Dificilmente haverá retrocessos pois cadeias produtivas criaram dinâmicas menos dependentes do Estado. Se os mercados externos continuarem aquecidos, e os preços remuneradores, o agro seguirá em frente. Escreve Xico Graziano
15/11/2022 06:21
”Embrapa: O governo do PT a engendrou, Temer passou batido, Bolsonaro a deixou rolar”
Com a vitória de Lula, o que acontecerá ao agro? Minha resposta é rápida e simples: quase nada. Pouco mudará.
Os bolsonaristas odeiam escutar isso. Mas é a pura verdade. A dinâmica recente do agronegócio brasileiro, que o tornou pujante, não dependeu apenas do governo atual. Essa exitosa história vem sendo construída há tempos. E tem vários protagonistas.
Começou há cerca de meio século, quando o engenheiro agrônomo mineiro Alysson Paolinelli comandou o ministério da Agricultura, de 1974 a 1979, no governo militar de Ernesto Geisel. Nessa época surgiu o sistema nacional de crédito rural e se criou a famosa Embrapa (Empresa Brasileira de Pesquisa Agropecuária).
O grande desafio da sociedade brasileira residia, então, na acelerada urbanização do país. Como abastecer com alimentos as metrópoles, que se entupiam de migrantes trazidos pelo êxodo rural?
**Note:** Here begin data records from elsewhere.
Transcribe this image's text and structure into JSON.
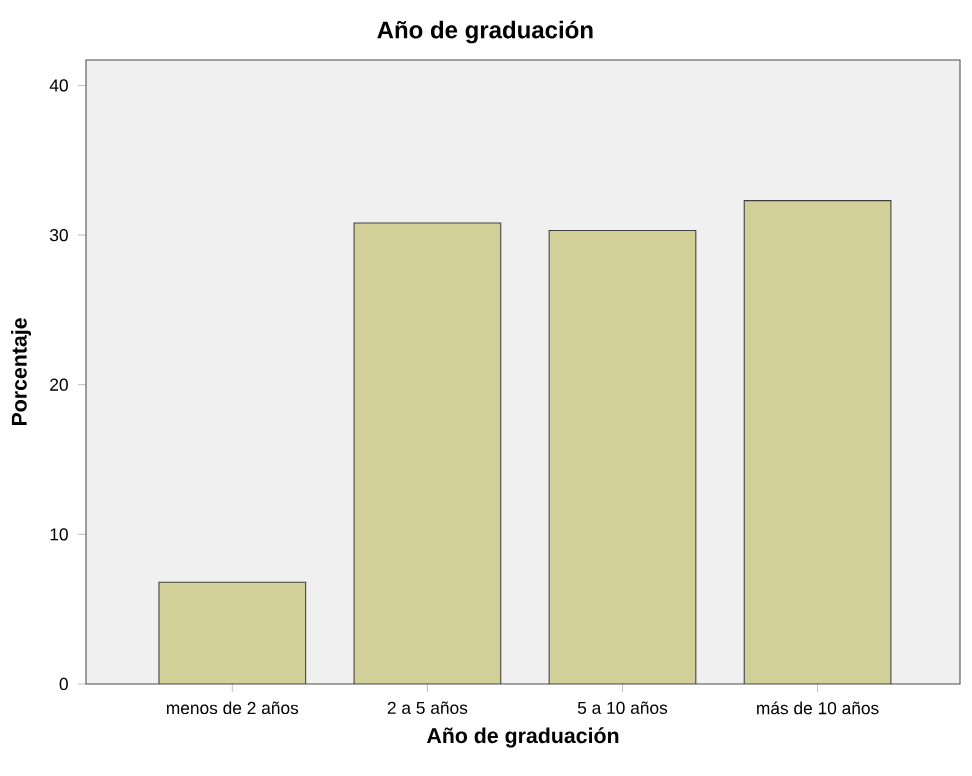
{
  "chart_data": {
    "type": "bar",
    "title": "Año de graduación",
    "xlabel": "Año de graduación",
    "ylabel": "Porcentaje",
    "categories": [
      "menos de 2 años",
      "2 a 5 años",
      "5 a 10 años",
      "más de 10 años"
    ],
    "values": [
      6.8,
      30.8,
      30.3,
      32.3
    ],
    "color": "#d3cf98",
    "ylim": [
      0,
      41.7
    ],
    "yticks": [
      0,
      10,
      20,
      30,
      40
    ],
    "grid": false
  }
}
Uma das saídas levou à expansão da fronteira agrícola rumo ao cerrado do Centro-Oeste, configurando verdadeira epopeia que marcou a transformação tecnológica do agro nacional. Um inédito modelo de agricultura tropicalizada se erigiu no Brasil.
Mas no caminho desse sucesso apareceu o dragão inflacionário, minando o trabalho e valorizando o patrimonialismo. Sem a estabilização econômica, nos anos 1990, os investimentos produtivos no agro não teriam ocorrido.
Superado o tranco financeiro causado pelo Plano Real, a agropecuária deslanchou. Nesse período de ajuste, foi fundamental a presença do gaúcho Pratini de Moraes no ministério da Agricultura. Ele dialogava de igual para igual, defendendo o agro, com Pedro Malan, na Fazenda. Mérito de Fernando Henrique Cardoso.
Resolvidos os problemas internos, chegou o grande estímulo do exterior. Na virada do século, o mercado global de commodities se aqueceu como nunca. E o Brasil precisava navegar nessa onda virtuosa.
Era, porém, necessário aprender a competir, investir em qualidade, superar a velha diplomacia. O engenheiro agrônomo paulista Roberto Rodrigues, ministro da Agricultura de 2003 a 2006, foi um gigante nessa tarefa. Também ele impulsionou o cooperativismo e o seguro rural, tornando-se o mais querido líder rural do país. Nomeado por Lula.
Vieram anos difíceis, causados pela incompetência e pela roubalheira instalada na República. Executado o impeachment, Michel Temer deu uma reorganizada no país, livrando-o do petismo safado. Engenheiro agrônomo e grande produtor rural, Blairo Maggi cumpriu papel essencial no Ministério da Agricultura.
Quando Bolsonaro assumiu, teve a sabedoria de nomear a engenheira agrônoma Tereza Cristina para a Agricultura. O talento político, a simpatia e capacidade dela trouxeram brilho ao governo.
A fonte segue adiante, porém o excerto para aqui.